By darn good luck, colleague and blog wizard Josh Hallett of Hyku | blog just recently answered a very similar question, and with his kind permission, I quote his excellent answer:

I recently upgraded to MT 3.2 but preferred my anti-spam settings of 3.17. I'll talk a bit about both. Ultimately, however, most comment and trackback spam is run via scripts.

MovableType 3.17

With 3.17 I had three primary tools in use:

MT Blacklist

MTBL was one of the first anti-spam measures and did an excellent job, however it is not compatible with 3.2, I wish it was. MTBL would prevent the majority of stuff making it thru. What was nice is that you never had to deal with it. Sort of an out-of-sight-out-of-mind thing.

SpamLookup

Rather than running a simple blacklist like MTBL SpamLookup runs the comment/trackback thru a series of tests; if the item does not meet a certain threshold then it will not be posted. For example if a post has too many links in it or the IP address of the trackback does not match the IP address of the blog domain the comment will be denied. In combination these two items did a good job.

Occasionally a large comment spam run would make it through because it had one or two URLs or, in the case of one batch, had links to google.com. All these were run via scripts. To stop that brute-force attack I....

Changed the name of the default mt-comments.cgi and mt-tb.cgi

There are a few steps involved with this, but the primary purpose is to defeat the script attacks running against your mt-comments.cgi file. If you look at your log files you'll see that the comment spammers are simply posting directly to the mt-comments.cgi file. Changing the name of the file can help stop this. It was always fun to look at my log files and see a few thousand 404's when a spammer was trying to post to my mt-comments.cgi file.

At best the name-changing step would beat them for a while. With the three things above I enjoyed a few months with no major spam problems. From time-to-time I would get a single post, which upon investigation (via logs, etc..) turned out to be an actual person posting a single item at a time.

All that changed when I upgraded to 3.2

MovableType 3.2

Like I mentioned earlier, MT-Blacklist does not work with version 3.2. Your primary line of defense is MT's built-in SpamLookup system. MTBL used to stop the spam before I saw it, now with 3.2 I see it in the 'Junk' list which I am forced to review frequently. Yes MT will auto-delete this queue, but I still get false-positives.

This is especially true for Trackbacks. It seems that every Trackback I get from TypePad hosted blogs does not make it through. The reason? The IP address of the trackback server does not match the IP address of the blog's domain. It seems like SixApart would have this covered since they wrote both pieces of software.

I have attempted to update the name of my .cgi files but the spam appears just as quickly again. When I say appear I mean in the junk area, so it never makes it to my blog, but it's still there. Since the name-change doesn't work anymore my theory is that there is another way to post trackbacks, perhaps via an API or the scrips have become smart enough to look-up the exact name of the .cgi script on your blog and then post away. My guess is the latter.

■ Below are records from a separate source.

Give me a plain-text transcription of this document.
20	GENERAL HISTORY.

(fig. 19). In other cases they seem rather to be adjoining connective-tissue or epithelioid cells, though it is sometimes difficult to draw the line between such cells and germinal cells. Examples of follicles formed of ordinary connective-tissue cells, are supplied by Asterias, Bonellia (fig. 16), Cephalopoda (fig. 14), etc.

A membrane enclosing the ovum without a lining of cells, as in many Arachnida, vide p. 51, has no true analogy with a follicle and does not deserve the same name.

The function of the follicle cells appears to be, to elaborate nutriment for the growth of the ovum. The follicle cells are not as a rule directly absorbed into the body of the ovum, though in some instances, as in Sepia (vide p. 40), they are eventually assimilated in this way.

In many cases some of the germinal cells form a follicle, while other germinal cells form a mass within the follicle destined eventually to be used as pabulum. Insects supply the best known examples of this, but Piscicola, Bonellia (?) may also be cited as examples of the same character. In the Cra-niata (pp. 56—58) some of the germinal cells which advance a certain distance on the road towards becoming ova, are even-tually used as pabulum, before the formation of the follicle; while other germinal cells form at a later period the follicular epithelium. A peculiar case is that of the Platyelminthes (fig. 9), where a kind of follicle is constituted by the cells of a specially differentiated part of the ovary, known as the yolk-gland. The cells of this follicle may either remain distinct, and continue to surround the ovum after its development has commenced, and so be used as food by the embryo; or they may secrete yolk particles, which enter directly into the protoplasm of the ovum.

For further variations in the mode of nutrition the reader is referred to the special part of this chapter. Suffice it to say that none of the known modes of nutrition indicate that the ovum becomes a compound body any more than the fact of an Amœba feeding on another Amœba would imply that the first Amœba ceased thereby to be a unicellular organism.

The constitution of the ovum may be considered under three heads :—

Anyway that's what I do for myself and all my clients. I also have a number of specific plugins for MovableType and some custom modifications I have created that make things like tagging very easy for the basic user.

Thank you for your expert insight on this, Josh. I'm in the middle of migrating from this ancient version of MT to the very latest, on a new, faster server, so I'll be able to add my own experiences in this regard soon enough.